Histologic chorioamnionitis may be associated with some forms of neurodevelopmental impairment at 10 years of life among infants born <28 weeks' gestation.
胎盘组织学上有绒毛膜羊膜炎证据的极早产儿有早期脑功能障碍,但对于 28 周以下出生的儿童在 10 岁时的神经发育情况知之甚少。
我们研究了绒毛膜羊膜炎的组织学证据与极早产儿(<28 周)出生后 10 年神经发育障碍之间的关系。
多中心极早产儿新生研究于 2002 年至 2004 年在美国 14 家医院招募了极早产儿新生儿。绒毛膜羊膜炎通过绒毛膜和脐带炎症的组织学阶段(早期、中期和晚期)和分级(轻度/中度和重度)来定义。通过盲法评估者使用经过验证的测量方法,在 2 岁时对脑瘫进行检查,在 10 岁时对自闭症谱系障碍、认知障碍(智商>2 个标准差低于平均值)和癫痫进行检查。使用广义估计方程的多变量逻辑回归。

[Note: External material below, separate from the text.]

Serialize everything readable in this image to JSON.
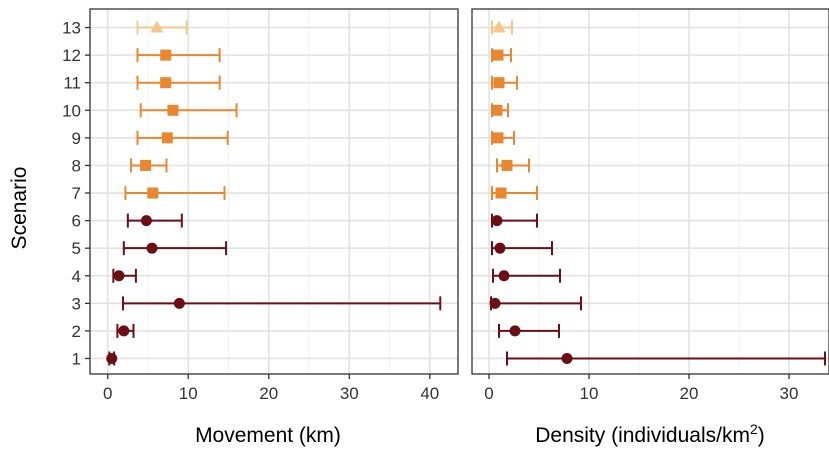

在 805 个胎盘组织中,43%(347/805)的胎盘组织有中度或晚期的母体阶段绒毛膜羊膜炎,36%(286/805)有严重的母体级绒毛膜羊膜炎,18%(132/737)有中度或晚期的胎儿阶段绒毛膜羊膜炎,1%(10/737)有严重的胎儿级绒毛膜羊膜炎。损伤的频率为脑瘫 11%(88/767)、自闭症谱系障碍 7%(56/773)、认知障碍 15%(120/788)和癫痫 7%(52/763)。在调整了母亲年龄、体重指数、种族、保险状况、母亲教育程度、吸烟状况、婴儿性别和多胎妊娠等因素后,与组织学绒毛膜羊膜炎相关的脑瘫年调整后优势比随着母体晚期阶段(调整后优势比,2.5;95%置信区间,1.6-3.9)、严重母体级(调整后优势比,2.0;95%置信区间,1.2-3.4)、中期胎儿阶段(调整后优势比,2.20;95%置信区间,2.1-2.2)和轻度或中度胎儿级(调整后优势比,1.5;95%置信区间,1.0-2.2)而增加。同样,与组织学绒毛膜羊膜炎相关的癫痫调整后优势比随着母体晚期阶段(调整后优势比,1.5;95%置信区间,1.3-1.6)和严重的胎儿级(调整后优势比,5.9;95%置信区间,1.9-17.8)而增加。此外,与组织学绒毛膜羊膜炎相关的自闭症谱系障碍调整后优势比随着轻度或中度胎儿级而增加(调整后优势比,1.7;95%置信区间,1.0-2.9)。组织学绒毛膜羊膜炎与认知障碍无关。这些发现在调整了分娩时的胎龄后仍然成立。与绒毛膜羊膜炎的组织学诊断不同,绒毛膜羊膜炎的临床诊断与 28 周以下出生的婴儿 10 岁时的神经发育损伤无关。
组织学绒毛膜羊膜炎可能与 28 周以下出生的婴儿 10 岁时的某些形式的神经发育障碍有关。